L'affiche des opposants l'UDC a créée la polémique. twitter

Un mois avant le vote sur l’octroi de la naturalisation facilitée pour la troisième génération d’immigrés en Suisse, l’UDC a choisi la provocation pour son entrée en campagne. Le premier parti du pays a placardé lundi une affiche présentant une femme en burqa avec le slogan «Naturalisation incontrôlée? Non à la naturalisation facilitée».

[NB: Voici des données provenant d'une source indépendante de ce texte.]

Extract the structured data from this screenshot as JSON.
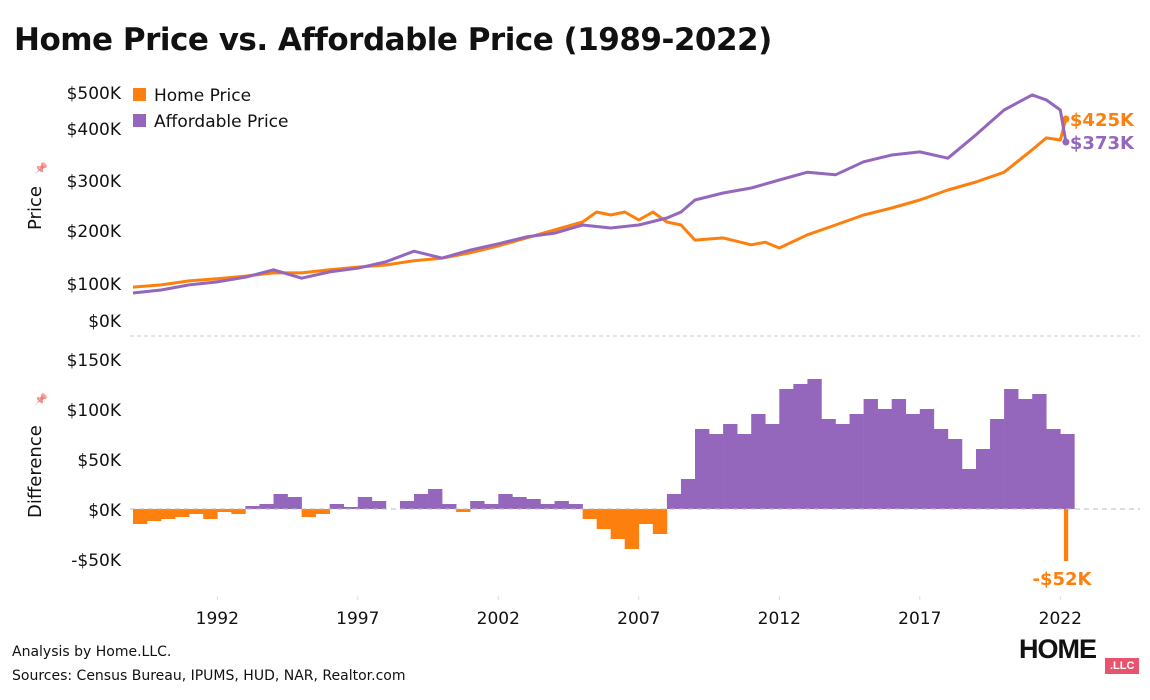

L’affiche est la dernière création de GoalLien externe, l’agence publicitaire helvétique à l’origine de la propagande anti-étrangers et anti-musulmans déjà abondamment utilisée lors de précédentes campagnes de votation par la droite nationaliste helvétique. L’affiche la plus célèbre de l’agence représente un mouton blanc bottant un mouton noir hors du drapeau suisse. Placardée une première fois à l’occasion des élections fédérales de 2007, cette affiche polémique avait été réutilisée à plusieurs reprises, notamment dans le cadre de la campagne de votation sur l’initiative visant à l’expulsion des «criminels étrangers» en 2010. 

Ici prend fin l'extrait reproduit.